I always appreciate your advice. I do have a couple of things that I don't agree entirely on.
First, I understand what you are saying about my H's actions not being new. However, I don't agree that he is only trying to be a nice guy. Believe me, there have been plenty of occasions where he has been the farthest thing from nice. Many of his words have been downright cruel. And believe me, he always seems to weigh his words and actions very carefully. Even correcting me if I say something that sounds too "hopeful". The last thing he seems to want to do is give me hope.
In addition, my DB coach said those little gestures are precisely the things I SHOULD pay attention to. She said the "big" things and dramatic words are likely not genuine (both positive and negative things) but the small gestures and small slips of the tongue are more likely to be subconscious and therefore real. The WAS is often confused. Yes, he filed, but I pushed him into that decision during a MC session. (don't remember if I described that incident here. It's too long to get into, but it was an ultimatum of sorts) He may have very well made that decision on his own later. Who knows. But all I know is that both our MC and my L have said that his behavior is not consistent with a man who is clear on his decision. And you told me yourself, that 1/3 of divorces filed never go through. So filing doesn't have to be the end of the story.
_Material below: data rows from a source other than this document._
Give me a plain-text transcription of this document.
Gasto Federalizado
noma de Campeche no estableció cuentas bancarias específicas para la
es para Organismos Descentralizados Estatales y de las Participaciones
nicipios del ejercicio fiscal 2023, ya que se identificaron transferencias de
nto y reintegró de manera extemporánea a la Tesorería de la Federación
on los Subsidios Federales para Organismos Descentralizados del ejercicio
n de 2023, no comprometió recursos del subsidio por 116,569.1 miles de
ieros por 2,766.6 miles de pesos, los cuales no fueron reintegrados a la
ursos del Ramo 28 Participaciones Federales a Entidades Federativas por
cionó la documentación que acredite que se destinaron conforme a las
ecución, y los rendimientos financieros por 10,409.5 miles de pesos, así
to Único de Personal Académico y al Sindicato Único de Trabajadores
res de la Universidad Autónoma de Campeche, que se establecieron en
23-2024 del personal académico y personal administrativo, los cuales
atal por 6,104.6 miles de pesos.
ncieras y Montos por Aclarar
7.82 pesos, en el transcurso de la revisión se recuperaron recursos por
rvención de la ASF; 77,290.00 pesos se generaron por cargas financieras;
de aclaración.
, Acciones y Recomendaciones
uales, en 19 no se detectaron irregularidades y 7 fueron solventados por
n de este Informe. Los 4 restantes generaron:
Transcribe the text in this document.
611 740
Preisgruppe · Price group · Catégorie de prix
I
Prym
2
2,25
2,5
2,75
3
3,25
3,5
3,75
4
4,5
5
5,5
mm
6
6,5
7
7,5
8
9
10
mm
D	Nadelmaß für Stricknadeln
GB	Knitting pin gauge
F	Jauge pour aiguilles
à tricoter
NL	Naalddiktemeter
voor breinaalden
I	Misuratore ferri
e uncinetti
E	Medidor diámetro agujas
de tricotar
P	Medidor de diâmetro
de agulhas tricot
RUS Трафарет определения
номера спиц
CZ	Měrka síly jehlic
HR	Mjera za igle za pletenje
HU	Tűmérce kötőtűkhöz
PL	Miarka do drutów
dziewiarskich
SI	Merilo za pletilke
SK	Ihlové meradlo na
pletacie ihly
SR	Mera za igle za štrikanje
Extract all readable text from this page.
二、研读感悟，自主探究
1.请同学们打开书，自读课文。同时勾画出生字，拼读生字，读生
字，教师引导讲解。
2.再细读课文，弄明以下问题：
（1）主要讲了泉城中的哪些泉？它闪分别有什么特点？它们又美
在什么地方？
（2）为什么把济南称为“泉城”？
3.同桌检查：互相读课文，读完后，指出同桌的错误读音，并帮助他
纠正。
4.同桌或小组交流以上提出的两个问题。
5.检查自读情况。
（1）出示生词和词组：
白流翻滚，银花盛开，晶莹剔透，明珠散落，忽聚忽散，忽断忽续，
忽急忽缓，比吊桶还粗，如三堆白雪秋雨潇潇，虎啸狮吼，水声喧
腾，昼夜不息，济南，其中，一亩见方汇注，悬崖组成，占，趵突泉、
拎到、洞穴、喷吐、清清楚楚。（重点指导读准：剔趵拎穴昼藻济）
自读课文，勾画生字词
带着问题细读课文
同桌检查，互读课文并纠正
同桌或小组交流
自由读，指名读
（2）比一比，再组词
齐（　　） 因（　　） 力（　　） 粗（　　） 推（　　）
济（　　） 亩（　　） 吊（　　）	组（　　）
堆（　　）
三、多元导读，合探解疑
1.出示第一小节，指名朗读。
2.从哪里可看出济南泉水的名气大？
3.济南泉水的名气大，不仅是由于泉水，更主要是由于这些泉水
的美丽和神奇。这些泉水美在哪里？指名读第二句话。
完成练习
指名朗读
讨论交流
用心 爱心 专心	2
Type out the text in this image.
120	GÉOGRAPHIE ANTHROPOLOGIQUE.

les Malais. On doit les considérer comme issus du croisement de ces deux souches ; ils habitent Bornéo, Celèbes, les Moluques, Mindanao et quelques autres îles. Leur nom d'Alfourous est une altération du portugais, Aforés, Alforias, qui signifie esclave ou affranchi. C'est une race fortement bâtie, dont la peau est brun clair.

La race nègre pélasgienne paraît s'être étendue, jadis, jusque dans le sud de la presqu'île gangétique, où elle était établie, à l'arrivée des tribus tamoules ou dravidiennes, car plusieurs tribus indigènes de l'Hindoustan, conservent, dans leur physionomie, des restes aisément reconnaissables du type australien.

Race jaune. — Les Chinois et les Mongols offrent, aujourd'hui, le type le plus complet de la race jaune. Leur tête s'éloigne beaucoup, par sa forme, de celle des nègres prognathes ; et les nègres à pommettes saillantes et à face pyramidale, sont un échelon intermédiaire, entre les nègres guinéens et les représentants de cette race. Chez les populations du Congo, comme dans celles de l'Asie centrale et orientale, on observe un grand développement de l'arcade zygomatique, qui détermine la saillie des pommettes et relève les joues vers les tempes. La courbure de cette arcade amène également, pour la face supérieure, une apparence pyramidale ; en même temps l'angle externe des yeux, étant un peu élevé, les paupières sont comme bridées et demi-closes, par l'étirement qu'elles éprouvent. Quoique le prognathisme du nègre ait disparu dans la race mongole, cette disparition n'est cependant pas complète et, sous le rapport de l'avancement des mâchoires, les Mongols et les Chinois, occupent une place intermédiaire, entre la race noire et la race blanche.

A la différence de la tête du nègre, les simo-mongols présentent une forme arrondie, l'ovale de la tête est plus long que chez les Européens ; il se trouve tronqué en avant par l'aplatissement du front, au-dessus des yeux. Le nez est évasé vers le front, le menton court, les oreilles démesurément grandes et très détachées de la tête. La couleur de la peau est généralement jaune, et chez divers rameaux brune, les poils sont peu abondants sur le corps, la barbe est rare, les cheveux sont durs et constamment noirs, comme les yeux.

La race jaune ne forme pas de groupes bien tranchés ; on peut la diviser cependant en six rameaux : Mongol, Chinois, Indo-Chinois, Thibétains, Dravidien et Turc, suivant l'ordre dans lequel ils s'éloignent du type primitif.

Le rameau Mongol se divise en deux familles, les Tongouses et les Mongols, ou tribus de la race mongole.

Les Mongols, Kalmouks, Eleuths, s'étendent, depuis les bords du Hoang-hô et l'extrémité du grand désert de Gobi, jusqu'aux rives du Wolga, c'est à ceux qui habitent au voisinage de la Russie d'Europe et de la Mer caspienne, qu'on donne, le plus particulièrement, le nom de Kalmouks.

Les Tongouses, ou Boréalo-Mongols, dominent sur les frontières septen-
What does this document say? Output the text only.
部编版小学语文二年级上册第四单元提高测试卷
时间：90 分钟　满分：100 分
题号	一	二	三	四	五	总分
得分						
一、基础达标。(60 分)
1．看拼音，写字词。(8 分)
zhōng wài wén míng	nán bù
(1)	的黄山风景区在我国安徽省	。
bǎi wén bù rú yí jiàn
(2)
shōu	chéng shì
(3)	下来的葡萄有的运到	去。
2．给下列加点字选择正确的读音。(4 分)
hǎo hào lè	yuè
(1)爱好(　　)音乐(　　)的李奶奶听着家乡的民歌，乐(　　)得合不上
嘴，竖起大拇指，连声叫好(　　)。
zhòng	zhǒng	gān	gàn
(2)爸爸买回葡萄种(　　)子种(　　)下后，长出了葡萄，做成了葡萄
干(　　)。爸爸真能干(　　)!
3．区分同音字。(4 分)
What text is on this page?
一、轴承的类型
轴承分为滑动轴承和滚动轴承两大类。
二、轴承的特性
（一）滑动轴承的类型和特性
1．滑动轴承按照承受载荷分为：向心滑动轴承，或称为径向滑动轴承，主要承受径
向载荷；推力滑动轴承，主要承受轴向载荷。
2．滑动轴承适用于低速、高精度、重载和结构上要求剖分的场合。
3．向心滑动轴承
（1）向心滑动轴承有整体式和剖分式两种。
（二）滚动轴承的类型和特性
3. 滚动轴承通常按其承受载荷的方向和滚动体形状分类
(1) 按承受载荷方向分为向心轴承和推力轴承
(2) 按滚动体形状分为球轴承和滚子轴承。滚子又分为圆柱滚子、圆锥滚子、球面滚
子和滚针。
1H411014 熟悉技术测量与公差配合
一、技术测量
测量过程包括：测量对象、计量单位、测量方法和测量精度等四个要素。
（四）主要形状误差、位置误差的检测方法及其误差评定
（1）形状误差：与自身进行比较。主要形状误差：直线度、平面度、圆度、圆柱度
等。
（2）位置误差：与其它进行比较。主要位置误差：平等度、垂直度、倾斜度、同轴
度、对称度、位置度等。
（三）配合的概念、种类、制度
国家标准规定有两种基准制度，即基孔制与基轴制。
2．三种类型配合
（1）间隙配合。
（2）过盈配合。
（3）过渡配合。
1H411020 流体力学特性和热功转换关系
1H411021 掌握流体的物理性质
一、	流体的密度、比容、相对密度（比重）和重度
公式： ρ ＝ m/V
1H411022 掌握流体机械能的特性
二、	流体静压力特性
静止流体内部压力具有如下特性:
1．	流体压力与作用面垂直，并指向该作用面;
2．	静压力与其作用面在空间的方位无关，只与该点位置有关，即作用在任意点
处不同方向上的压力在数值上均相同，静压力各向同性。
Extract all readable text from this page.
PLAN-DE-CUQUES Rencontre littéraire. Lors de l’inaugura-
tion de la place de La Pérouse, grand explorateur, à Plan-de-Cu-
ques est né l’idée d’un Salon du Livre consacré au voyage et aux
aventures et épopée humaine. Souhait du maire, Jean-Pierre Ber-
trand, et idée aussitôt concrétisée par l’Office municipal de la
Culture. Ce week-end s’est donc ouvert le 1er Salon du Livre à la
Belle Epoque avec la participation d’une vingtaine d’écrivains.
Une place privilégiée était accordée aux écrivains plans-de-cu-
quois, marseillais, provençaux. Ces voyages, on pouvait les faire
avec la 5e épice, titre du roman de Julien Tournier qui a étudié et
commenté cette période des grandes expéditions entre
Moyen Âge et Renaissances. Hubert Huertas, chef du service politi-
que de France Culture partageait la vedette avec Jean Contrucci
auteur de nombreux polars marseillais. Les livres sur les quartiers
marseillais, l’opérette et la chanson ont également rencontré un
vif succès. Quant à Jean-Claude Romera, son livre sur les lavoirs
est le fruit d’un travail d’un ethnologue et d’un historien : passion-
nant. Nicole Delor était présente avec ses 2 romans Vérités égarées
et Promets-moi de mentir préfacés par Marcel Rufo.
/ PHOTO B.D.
Now, please understand that I am not a fool. I see the reality and it is that unless something drastically changes, he will divorce me. But I am hoping and praying, Which brings me to my next point.
I don't ever want to force my belief on anyone else. I can only share what I feel. And I do believe prayer can change people's hearts. And I have been told this by pastors and our biblical counselor. I believe God wants my marriage, and all others, restored. I believe he is speaking to my H. Having said that, my H has a choice to make. If he chooses not to listen to God, and divorces me, than I believe God will use that for good. In fact, I believe that is precisely the great thing about DB. No matter the outcome of my marriage, I have absolutely grown as a person. So many people have commented on how much I have changed and grown. Regardless of what H does, that is definitely good. And a blessing.
And, after all, this is called Divorce Busters. I am not for one moment going to pretend that I don't want to "bust my divorce". I think we all do or we wouldn't be here. And one of the rules is "Do not give up no matter how dark it is or how bad you feel"
So I continue to have hope and try to see the positives. One of the complaints my H had about me is that I am too negative. So I am trying to see the glass as half full. I choose to see glimmers of hope in some of my H's words and actions, but I am still guarded, believe me.
I have no clue what is up with him not answering the kids yet. I can imagine both negative and positive reasons for this. So I just try not to speculate. We'll just have to wait and see.
Thank you so much for your wisdom. I always listen, and you have always helped a lot.
M50 H49 M 27 years D24, S21 Bomb 7/10 SEP 12/10 H files 5/11
Praying Hard for restoration! With God all things are possible!